The Deep Impact probe (now on a mission called EPOXI) passed by comet Hartley 2 at 7:01 a.m. PDT, the fifth time in history that a spacecraft has been close enough to photograph the heart of a comet. The probe flew through the comet’s diffuse corona at about 27,500 miles per hour and came within 435 miles of its icy, dirty core.
Observations leading up to the flyby showed that Hartley 2 is small but active. It’s only about 1.36 miles across, a shrimp compared to other comets that have been visited by spacecraft. But it spews several times more gas and dust than other comets. In this image from the moment of closest approach, the comet looks like a bowling pin or a peanut, with at least two jets streaming off toward the sun.

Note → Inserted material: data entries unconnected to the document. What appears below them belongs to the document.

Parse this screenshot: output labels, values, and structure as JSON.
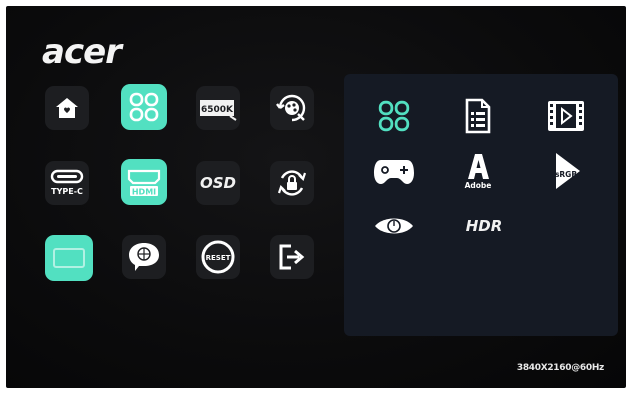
{
  "brand": {
    "logo_text": "acer"
  },
  "menu": {
    "items": [
      {
        "id": "home",
        "icon": "home-icon",
        "active": false
      },
      {
        "id": "modes",
        "icon": "modes-grid-icon",
        "active": true
      },
      {
        "id": "color-temp",
        "icon": "color-temperature-icon",
        "label": "6500K",
        "active": false
      },
      {
        "id": "color-settings",
        "icon": "color-palette-icon",
        "active": false
      },
      {
        "id": "input",
        "icon": "type-c-port-icon",
        "label": "TYPE-C",
        "active": false
      },
      {
        "id": "hdmi",
        "icon": "hdmi-port-icon",
        "label": "HDMI",
        "active": true
      },
      {
        "id": "osd",
        "icon": "osd-icon",
        "label": "OSD",
        "active": false
      },
      {
        "id": "lock",
        "icon": "rotate-lock-icon",
        "active": false
      },
      {
        "id": "display",
        "icon": "display-icon",
        "active": true
      },
      {
        "id": "language",
        "icon": "language-bubble-icon",
        "active": false
      },
      {
        "id": "reset",
        "icon": "reset-icon",
        "label": "RESET",
        "active": false
      },
      {
        "id": "exit",
        "icon": "exit-icon",
        "active": false
      }
    ]
  },
  "submenu": {
    "items": [
      {
        "id": "standard",
        "icon": "modes-grid-icon",
        "active": true
      },
      {
        "id": "document",
        "icon": "document-icon"
      },
      {
        "id": "movie",
        "icon": "movie-icon"
      },
      {
        "id": "game",
        "icon": "gamepad-icon"
      },
      {
        "id": "adobe",
        "icon": "adobe-icon",
        "label": "Adobe"
      },
      {
        "id": "srgb",
        "icon": "srgb-icon",
        "label": "sRGB"
      },
      {
        "id": "eco",
        "icon": "eye-icon"
      },
      {
        "id": "hdr",
        "icon": "hdr-icon",
        "label": "HDR"
      }
    ]
  },
  "status": {
    "resolution": "3840X2160@60Hz"
  },
  "colors": {
    "accent": "#52e0c1",
    "tile": "#1d1e21",
    "panel": "#151a24",
    "background": "#0b0b0c"
  }
}
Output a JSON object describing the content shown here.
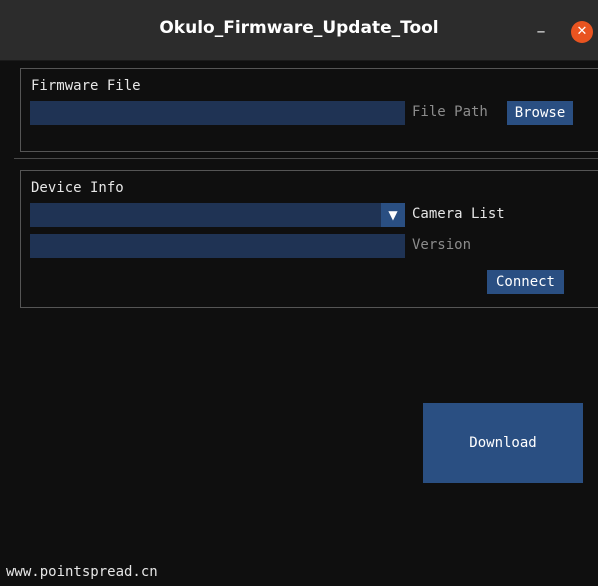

“It’s hyperactive, small and feisty,” said Don Yeomans, a senior research scientist at NASA’s Jet Propulsion Lab.
Deep Impact locked its instruments and began taking pictures of the comet 18 hours before nearest approach, when it was 496,000 miles away. By the time of closest approach, it was snapping photos once every four seconds.
But astronomers had to wait almost an hour after closest approach to get the good shots. The close-ups were stored on the spacecraft because Deep Impact couldn’t point its antenna toward Earth and its cameras toward the comet at the same time.
Hartley 2’s jets of material act as little rocket thrusters, making the comet’s orbit hard to pin down.